We were able to meet slack with a 13.7ns clock period (~73Mhz frequency).
C
to
x86-64
optimizing compiler
Several academic projects
Jan - Mar. 2024
Over the course of several projects, I iteratively implemented an optimizing compiler which supported
a sizeable subset of the C language
(which we dubbed Oat) to x86-64 machine code.
The compiler was entirely implemented in OCaml
and followed the AMD64 System V ABI calling conventions. It was written in the following phases.
Phase 1:
Implemented an assembler and simulator for a small, idealized subset of the x86-64 platform
that will serve as the target language for the compiler.
Phase 2:
Implemented a non-optimizing compiler for a
subset of the LLVM IR language
(dubbed LLVMlite) with x86-64 as the target.
At this point, the compiler's backend was largely completed.
Phase 3:
Implemented a non-optimizing compiler for Oat
with LLVMlite as the target. At this point,
the compiler's frontend was largely completed and it supported compiling simple Oat programs.
[Oatv1 rules]
Phase 4:
Implemented new Oat language features
such as structs, function pointers, distinguishing between possibly null and definitely not null references,
array initializers, and updating the type system for supporting all the prior additions.
[Oatv2 rules]
Phase 5:
Implemented compiler optimizations at the LLVMlite IR
level in the backend. These included dataflow analysis, dead code elimination, constant propogation, and a proper
register allocation heuristic instead of placing all variables and intermediate values on the stack. For register
allocation, I chose to implement Chaitin's algorithm
with coservative node coalescing.
Multithreaded network file server
Academic project
Nov - Dec. 2023
Implemented an ACID compliant network file server using
C++20 and the
Boost libraries for regex, thread, and reader-writer lock functionality.

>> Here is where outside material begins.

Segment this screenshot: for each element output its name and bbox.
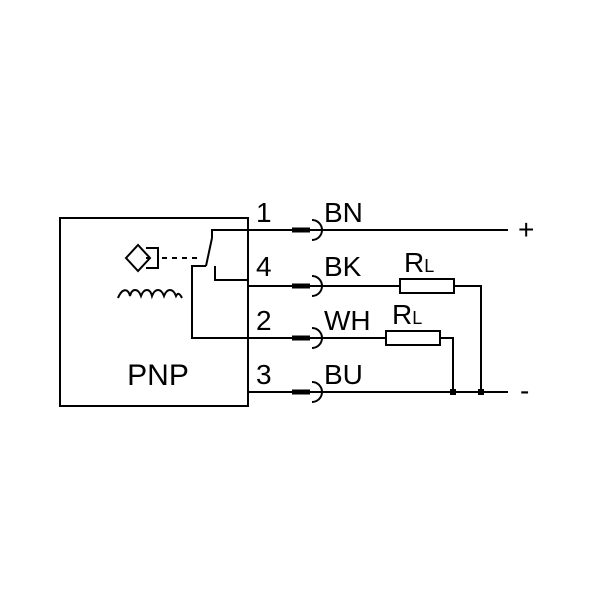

The file server can be run on any x86 Unix machine, utilizes BSD sockets for interprocess network communication,
and has several design considerations for fault tolerance.
CNN forwarding layers optimized w/ Nvidia GPUs
Academic project
Nov. 2023
Unix virtual memory pager
Academic project
Sept - Oct. 2023
Implemented a simulator of the pager portion of a Unix operating system kernel used to manage application
processes' virtual address space. The pager was written in C++20 and
implemented system calls like the Unix fork() which are used
to create, copy, destroy address spaces, allocate more space in existing ones, and switch between address
spaces. The pager features a simulated MMU and an interrupt handler for memory faults.